This week marks a brand new adventure for Phoenix and our family. My baby is going to school (imagine a tiny tear drop running out of the side of my eye). Seriously, this is a big deal and a huge step towards her independence. It is so, so easy for me to still look at her as a baby. Especially because of her beautiful bald head and developmental delays. So there is a contrast there for me, that I am sending my baby to big girl school.
It is so odd to me that we have started talking to her about being a big girl, especially in the context of her siblings on the way. We know that after the babies are born it is going to be the 'twin show'. Which is in stark contrast to the last 3.5 years which have been the 'Phoenix show'. This kid has had a long time to get used to being the centre of attention, and boy are things going to change in that regards this winter.
So, she is becoming a big girl. And big girls get to do things that babies do not. Like go to school.

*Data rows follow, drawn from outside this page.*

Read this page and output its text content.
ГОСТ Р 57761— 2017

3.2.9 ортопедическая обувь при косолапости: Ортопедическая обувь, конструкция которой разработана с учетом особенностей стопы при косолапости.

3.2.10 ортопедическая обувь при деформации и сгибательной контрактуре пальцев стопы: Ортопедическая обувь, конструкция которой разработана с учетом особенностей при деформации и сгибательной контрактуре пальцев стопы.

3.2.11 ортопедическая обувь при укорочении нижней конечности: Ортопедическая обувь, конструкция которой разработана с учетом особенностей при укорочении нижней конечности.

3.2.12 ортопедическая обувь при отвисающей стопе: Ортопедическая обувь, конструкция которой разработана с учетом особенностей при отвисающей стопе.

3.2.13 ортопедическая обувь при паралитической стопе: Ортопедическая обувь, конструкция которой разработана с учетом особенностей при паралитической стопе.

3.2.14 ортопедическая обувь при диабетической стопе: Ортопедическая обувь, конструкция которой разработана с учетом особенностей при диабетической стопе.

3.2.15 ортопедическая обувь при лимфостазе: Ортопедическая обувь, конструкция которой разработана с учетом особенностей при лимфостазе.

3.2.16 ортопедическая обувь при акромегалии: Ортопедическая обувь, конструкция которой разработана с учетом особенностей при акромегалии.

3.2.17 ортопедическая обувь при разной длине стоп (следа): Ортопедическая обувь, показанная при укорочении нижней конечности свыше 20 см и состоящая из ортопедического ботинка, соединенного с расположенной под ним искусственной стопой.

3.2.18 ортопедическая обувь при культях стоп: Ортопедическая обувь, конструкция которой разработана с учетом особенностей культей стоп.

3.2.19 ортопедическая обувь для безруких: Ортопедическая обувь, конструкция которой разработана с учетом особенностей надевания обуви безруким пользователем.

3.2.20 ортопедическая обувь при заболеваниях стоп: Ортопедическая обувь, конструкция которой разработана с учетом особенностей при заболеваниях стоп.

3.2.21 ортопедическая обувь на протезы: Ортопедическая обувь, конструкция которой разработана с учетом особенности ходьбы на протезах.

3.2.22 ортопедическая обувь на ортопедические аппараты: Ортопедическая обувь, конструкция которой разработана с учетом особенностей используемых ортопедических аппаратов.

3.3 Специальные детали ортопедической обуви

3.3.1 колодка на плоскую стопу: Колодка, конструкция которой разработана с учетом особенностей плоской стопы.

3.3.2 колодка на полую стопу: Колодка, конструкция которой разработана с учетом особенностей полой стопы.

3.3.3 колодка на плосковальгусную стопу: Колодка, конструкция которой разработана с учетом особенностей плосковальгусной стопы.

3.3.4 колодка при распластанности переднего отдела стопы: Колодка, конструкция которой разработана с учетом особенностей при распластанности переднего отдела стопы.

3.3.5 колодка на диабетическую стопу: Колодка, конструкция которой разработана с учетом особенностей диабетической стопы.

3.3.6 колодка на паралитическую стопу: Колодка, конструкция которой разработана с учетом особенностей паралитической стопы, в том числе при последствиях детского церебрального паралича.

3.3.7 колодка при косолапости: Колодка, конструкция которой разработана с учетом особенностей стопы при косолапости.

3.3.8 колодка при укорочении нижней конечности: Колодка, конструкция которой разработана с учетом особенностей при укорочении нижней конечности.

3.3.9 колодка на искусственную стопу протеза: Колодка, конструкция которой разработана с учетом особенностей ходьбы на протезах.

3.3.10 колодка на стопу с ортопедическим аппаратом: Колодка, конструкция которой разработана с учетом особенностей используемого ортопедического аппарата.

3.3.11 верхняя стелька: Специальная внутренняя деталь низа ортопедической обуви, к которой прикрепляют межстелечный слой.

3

I chose a special ed preschool that is provided by our local school district. I suppose I could have pushed for an inclusive environment with an aide, but at this point it wasn't that important to me. I am happy that she gets a full time spec ed teacher, 3 aides, a consulting psychologist and an OT, PT and SLP who run groups with the 16 max kids in the class. It's a pretty good set up I think. I'm pretty sure that she will be the only kid with DS, which is ok. Just goes to show that lots of kids need extra support, not just those with extra chromosomes;)
And you know, it may be the only chance she gets to be the academic rockstar of the class. I'd like to give her that chance.
I'm happy to release the controls of her early education onto people who do this every day. I've taken her pretty far I think in terms of her early learning. And frankly, I'm tired. I know that has to do with being pregnant with twins, but it is a big relief to hand over the reigns to someone else and (hopefully) seem more progress. I feel like we have given her all we can, and now it is time to let the education system see what it can do.